Suddenly now she is not in the sea but with it, being followed by it, the sea brushing her ankle, her shoes overflowing. Speaker and sea arrive at a town, and the line “No man he seemed to know” echoes the earlier line “But no man moved me,” again linking water and woman, and excluding man. Finally, the sea bows and withdraws, seeming to understand that it must leave her in the realm of land-dwelling things.

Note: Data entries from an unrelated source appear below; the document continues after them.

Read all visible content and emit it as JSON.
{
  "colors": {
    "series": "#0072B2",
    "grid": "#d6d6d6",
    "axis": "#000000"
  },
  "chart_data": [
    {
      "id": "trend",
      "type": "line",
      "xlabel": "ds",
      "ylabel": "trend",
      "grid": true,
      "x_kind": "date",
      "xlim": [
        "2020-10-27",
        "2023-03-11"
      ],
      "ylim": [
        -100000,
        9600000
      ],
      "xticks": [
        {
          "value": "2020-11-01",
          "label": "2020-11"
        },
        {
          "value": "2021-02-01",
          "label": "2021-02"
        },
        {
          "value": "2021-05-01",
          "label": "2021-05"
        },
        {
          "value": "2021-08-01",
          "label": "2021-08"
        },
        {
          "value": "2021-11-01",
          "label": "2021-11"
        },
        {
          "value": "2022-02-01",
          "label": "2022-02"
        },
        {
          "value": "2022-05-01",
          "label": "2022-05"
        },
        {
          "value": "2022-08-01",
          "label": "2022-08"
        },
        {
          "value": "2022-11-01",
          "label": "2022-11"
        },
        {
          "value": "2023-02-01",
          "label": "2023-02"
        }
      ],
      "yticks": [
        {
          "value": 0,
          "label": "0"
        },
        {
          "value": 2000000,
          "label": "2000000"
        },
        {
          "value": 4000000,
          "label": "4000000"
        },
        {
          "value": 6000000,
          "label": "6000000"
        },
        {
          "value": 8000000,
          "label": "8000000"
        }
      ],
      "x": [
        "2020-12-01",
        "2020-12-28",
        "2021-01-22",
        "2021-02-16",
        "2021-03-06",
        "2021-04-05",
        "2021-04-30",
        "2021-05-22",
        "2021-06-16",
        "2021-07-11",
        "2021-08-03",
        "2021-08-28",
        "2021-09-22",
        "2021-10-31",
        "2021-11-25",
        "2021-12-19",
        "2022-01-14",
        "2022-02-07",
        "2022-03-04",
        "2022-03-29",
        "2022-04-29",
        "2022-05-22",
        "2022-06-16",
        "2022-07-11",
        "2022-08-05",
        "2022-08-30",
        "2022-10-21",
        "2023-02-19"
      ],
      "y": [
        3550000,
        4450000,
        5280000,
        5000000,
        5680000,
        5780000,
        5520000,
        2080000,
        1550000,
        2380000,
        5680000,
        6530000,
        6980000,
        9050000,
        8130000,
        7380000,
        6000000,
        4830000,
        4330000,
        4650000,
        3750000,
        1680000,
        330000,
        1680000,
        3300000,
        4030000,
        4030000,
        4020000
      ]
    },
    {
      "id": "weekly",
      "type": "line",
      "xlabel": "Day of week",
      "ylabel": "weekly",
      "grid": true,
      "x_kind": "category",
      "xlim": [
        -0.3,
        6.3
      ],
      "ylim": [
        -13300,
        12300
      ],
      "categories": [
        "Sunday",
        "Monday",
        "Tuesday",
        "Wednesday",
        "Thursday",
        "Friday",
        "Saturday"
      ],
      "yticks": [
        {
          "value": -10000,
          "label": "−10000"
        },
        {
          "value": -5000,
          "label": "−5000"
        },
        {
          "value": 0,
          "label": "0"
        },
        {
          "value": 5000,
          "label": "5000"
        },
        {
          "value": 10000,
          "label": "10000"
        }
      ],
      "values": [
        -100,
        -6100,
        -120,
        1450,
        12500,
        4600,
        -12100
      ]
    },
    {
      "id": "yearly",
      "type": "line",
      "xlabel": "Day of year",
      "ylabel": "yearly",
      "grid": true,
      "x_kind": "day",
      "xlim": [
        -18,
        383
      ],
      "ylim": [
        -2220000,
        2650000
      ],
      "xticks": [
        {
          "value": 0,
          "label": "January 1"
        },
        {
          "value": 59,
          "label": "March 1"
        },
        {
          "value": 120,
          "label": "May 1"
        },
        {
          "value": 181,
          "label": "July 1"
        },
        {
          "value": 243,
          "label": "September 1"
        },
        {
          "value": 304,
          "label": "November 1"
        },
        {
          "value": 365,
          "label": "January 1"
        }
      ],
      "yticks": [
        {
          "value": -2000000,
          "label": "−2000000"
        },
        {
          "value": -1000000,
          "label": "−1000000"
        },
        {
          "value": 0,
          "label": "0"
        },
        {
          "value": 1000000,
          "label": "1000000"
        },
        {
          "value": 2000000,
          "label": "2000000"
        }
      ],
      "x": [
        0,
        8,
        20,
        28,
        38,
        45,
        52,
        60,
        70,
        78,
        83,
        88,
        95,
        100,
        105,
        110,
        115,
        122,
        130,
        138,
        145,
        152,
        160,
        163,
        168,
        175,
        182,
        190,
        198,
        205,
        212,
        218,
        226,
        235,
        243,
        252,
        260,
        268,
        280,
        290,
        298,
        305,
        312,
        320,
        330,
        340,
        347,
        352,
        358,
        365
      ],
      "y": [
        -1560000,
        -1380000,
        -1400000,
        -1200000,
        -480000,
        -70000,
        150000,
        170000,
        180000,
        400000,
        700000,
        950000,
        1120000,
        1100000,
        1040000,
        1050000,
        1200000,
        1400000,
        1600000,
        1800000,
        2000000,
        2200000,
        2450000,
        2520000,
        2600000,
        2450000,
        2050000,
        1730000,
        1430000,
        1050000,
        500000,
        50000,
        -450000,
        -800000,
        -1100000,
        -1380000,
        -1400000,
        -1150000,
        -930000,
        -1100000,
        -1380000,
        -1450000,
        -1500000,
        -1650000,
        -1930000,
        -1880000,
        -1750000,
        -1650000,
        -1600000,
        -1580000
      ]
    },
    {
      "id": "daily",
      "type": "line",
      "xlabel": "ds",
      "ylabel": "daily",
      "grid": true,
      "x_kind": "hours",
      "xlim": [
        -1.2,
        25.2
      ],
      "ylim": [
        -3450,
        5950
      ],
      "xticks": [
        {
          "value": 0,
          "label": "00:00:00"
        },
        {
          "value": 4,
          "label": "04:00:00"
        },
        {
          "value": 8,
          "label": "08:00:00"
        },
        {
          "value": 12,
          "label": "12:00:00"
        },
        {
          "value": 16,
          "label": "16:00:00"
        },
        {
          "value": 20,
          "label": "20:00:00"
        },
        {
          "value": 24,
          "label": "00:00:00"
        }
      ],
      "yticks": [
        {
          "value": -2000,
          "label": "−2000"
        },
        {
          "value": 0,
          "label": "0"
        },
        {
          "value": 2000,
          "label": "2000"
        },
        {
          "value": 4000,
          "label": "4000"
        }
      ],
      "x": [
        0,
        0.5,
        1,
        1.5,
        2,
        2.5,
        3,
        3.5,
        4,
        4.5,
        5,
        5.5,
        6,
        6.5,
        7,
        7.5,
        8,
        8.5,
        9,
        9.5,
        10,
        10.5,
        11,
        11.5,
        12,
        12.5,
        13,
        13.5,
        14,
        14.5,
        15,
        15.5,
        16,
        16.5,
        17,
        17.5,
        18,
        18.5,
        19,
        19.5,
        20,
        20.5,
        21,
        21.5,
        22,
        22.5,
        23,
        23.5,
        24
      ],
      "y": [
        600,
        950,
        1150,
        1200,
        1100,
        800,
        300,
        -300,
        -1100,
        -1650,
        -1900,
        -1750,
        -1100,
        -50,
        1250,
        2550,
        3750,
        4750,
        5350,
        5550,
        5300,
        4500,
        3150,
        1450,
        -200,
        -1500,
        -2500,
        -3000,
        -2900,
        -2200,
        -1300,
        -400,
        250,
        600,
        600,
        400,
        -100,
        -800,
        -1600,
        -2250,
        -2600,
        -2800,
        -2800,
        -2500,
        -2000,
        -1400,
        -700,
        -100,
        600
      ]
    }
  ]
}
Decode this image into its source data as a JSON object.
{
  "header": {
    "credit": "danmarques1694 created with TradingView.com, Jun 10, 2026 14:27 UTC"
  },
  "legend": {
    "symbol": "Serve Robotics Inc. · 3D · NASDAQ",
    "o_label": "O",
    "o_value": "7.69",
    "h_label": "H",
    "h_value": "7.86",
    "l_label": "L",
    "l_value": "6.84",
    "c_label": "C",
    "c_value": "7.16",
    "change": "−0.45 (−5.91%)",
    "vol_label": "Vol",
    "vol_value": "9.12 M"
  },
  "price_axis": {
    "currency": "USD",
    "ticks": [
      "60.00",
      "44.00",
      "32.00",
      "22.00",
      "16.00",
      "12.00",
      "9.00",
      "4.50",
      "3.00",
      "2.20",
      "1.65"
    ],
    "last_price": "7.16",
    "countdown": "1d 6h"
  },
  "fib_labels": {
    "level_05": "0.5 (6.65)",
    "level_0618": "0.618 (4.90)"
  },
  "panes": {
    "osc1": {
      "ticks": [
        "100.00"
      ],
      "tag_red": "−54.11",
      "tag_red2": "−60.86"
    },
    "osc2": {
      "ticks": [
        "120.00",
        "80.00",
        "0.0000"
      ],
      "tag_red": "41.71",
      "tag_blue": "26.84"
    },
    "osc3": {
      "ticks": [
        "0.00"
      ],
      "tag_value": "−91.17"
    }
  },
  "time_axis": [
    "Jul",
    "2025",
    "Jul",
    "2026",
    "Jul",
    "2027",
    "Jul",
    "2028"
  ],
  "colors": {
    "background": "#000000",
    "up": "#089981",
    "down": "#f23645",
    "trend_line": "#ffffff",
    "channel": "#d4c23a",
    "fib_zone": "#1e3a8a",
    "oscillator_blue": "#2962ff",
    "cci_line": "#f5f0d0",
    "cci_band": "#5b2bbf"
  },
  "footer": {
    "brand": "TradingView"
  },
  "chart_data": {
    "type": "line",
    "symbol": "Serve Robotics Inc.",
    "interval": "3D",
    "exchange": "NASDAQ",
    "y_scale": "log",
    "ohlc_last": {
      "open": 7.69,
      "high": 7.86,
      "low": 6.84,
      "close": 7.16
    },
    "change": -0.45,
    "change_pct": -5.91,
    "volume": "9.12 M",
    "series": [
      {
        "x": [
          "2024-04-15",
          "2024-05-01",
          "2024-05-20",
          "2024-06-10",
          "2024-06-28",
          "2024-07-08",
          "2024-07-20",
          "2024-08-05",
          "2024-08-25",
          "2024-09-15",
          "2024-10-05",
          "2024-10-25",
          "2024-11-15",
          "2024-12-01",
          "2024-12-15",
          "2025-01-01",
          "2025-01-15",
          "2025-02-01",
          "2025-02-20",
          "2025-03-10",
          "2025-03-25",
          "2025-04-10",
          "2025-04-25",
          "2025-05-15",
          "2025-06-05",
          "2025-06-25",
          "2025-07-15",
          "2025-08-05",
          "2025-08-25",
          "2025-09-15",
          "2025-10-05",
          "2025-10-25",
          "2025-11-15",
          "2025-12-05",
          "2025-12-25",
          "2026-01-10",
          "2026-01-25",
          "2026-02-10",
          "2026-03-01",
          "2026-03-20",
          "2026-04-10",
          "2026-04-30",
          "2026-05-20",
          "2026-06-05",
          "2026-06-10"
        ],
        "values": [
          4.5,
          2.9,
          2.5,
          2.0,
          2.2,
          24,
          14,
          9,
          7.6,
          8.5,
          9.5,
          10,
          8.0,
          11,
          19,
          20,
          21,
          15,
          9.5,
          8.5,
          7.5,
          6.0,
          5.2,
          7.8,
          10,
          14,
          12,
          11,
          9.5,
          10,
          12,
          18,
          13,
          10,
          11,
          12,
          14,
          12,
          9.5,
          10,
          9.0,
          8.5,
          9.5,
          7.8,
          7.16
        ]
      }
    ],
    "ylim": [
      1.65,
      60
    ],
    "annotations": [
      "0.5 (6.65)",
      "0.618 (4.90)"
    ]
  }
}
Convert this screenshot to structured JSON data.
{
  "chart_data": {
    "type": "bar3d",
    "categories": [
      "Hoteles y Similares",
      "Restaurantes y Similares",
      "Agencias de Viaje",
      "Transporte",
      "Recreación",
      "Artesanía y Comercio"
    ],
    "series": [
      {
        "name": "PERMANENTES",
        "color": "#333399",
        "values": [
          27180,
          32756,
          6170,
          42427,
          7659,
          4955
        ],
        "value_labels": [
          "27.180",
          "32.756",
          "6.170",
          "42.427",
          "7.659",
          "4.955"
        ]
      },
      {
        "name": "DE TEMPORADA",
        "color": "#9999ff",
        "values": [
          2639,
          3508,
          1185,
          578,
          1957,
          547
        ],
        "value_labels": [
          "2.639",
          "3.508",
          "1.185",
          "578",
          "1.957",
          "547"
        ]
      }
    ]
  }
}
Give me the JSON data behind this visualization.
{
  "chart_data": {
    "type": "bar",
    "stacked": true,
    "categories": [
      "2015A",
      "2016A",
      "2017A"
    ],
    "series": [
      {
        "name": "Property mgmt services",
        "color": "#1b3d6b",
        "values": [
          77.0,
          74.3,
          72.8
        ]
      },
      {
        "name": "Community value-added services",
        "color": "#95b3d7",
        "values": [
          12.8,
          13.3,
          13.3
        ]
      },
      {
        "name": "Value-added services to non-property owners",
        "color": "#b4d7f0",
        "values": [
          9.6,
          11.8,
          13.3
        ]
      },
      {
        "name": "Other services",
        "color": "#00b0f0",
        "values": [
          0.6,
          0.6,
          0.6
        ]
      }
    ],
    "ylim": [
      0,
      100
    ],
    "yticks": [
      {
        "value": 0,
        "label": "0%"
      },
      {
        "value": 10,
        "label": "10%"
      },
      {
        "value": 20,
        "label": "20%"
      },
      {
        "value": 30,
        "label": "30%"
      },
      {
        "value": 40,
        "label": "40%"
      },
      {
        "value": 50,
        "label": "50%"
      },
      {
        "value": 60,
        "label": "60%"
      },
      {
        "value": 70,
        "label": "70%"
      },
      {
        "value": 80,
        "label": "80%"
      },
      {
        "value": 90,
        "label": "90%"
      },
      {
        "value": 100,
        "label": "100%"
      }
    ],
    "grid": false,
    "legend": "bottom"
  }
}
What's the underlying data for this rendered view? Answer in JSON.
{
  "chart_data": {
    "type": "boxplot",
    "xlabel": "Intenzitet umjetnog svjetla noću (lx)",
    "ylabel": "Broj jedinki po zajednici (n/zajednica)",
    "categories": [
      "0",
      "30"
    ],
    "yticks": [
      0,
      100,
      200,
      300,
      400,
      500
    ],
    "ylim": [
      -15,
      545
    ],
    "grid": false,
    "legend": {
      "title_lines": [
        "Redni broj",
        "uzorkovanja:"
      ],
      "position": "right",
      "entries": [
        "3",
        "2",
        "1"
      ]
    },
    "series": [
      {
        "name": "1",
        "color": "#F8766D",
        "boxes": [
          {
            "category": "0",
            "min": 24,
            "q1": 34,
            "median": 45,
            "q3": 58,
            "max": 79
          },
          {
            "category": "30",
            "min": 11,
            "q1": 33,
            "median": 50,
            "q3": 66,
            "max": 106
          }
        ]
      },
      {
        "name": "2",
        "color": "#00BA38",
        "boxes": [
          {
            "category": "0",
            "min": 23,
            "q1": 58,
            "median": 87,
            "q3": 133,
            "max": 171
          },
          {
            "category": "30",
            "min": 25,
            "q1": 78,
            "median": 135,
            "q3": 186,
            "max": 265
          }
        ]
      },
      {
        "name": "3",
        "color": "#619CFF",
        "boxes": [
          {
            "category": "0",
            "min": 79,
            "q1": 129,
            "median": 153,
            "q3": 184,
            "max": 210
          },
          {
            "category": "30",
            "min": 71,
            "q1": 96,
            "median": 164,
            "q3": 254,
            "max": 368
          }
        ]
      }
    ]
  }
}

The whole poem reads almost like one of those Greek myths in which human and nature collide and coalesce in strange and unexpected ways. There is magic here, certainly, whether it is the magic of mermaids and sentient waters, or merely the magic of language to evoke the wondrous and strange.

Yellow squares

A door just opened on a street—
I, lost, was passing by—
An instant’s width of warmth disclosed,
And wealth, and company.


The door as sudden shut, and I,
I, lost, was passing by,—
Lost doubly, but by contrast most,
Enlightening misery.

~Emily Dickinson

One of my favorite parts of a beach vacation is the night walk along the shore. One one side is the Atlantic, its ceaseless rush and tumble, the dark waves blended seamlessly into the dark night so that the air might be ocean and the ocean air. There is no marking, in the blackness, where one ends and the other begins, but through them, currents and creatures writhe. Who can say what wends its way through the darkness?

On the other side, up the slight slant of the dunes, stand the houses, small and brave in the face of the slowly devouring sea. At night, their outlines, too, fade into sky, into darkness, and only the lights from their windows are visible, yellow squares against the blackness.

The sea is so cold, so vast, and the wind feels as if it blows through me. Those little golden squares remind me where I come from–or at least, where I’m stopping right now, on my way from the first darkness to the last.